経営層が複数の機会を通じて役割を表明し、職員への方向性を示している
年に一度の経営計画発表会をはじめ、全体会議、職員会議、個別面談など、複数の機会を活用して経営層の考えを表明している。毎月の施設長会に向けて「月の振返り」を作成し、報告することを通じて、事業所の状況の把握や目標設定などを常に行う仕組みが確立しており、それらの業務遂行を通して事業所運営をリードしている。職員の役割分担は法人共通の「職員任命事項」として示しており、事業所では常勤職員2名の事務分担等を明示し、それぞれの役割を理解して業務を進められるように環境を整えている。

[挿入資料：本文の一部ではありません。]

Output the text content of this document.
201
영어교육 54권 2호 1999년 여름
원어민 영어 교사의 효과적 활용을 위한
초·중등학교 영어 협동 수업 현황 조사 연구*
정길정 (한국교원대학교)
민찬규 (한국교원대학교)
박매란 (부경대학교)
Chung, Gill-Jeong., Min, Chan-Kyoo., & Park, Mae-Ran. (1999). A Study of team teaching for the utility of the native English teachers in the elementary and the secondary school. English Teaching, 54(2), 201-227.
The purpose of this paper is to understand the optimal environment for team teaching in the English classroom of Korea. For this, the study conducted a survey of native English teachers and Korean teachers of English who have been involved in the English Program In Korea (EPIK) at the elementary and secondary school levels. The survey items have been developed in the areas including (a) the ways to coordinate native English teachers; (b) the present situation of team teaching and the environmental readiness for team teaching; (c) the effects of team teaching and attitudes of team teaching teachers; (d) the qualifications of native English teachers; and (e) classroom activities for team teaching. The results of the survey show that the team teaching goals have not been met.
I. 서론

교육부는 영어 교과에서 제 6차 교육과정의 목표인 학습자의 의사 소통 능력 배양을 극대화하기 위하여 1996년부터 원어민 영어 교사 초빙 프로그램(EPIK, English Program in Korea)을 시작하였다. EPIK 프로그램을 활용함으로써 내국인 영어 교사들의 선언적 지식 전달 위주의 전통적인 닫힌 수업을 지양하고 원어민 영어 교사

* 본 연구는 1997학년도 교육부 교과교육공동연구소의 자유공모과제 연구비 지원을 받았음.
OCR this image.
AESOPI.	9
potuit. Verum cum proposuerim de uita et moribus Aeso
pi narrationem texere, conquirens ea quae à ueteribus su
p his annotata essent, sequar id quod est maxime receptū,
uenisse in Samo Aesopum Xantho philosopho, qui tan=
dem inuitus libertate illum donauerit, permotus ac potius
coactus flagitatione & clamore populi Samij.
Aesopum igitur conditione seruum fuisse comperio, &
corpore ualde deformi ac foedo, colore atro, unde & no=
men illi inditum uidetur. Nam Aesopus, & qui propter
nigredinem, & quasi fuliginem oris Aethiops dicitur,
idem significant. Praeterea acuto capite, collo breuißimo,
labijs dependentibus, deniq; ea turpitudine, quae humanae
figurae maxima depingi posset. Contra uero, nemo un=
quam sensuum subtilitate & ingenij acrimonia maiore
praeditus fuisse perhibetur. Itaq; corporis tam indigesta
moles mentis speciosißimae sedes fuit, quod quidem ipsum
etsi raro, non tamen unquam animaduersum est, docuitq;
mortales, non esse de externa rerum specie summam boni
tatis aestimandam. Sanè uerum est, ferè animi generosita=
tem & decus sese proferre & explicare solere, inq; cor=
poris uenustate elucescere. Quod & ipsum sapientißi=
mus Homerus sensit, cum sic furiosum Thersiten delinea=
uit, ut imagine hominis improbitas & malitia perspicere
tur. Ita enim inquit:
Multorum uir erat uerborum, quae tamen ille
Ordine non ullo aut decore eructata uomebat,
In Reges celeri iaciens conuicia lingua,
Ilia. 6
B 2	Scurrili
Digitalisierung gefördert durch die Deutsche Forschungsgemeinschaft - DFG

経営会議、施設長会議、職員会議など段階的に検討・決定する手順を定め、運用している
重要な案件に関する意思決定について、組織的に検討・決定し、関係者に周知する仕組みを運用している。法人のワーキンググループへの参画など、職員が意思決定に関与する事業所横断的な仕組みも機能している。利用者に対しては週1回のメンバーミーティングでの説明が中心となっており、行事などに関しては適宜、利用者の意見も取入れながら検討・決定し、結果を伝達している。系列のグループホーム(第二ホームいちょう)との合同会議では、事業所間で利用者の状況を報告し合い、合同行事や研修計画などの情報を共有し、検討・決定している。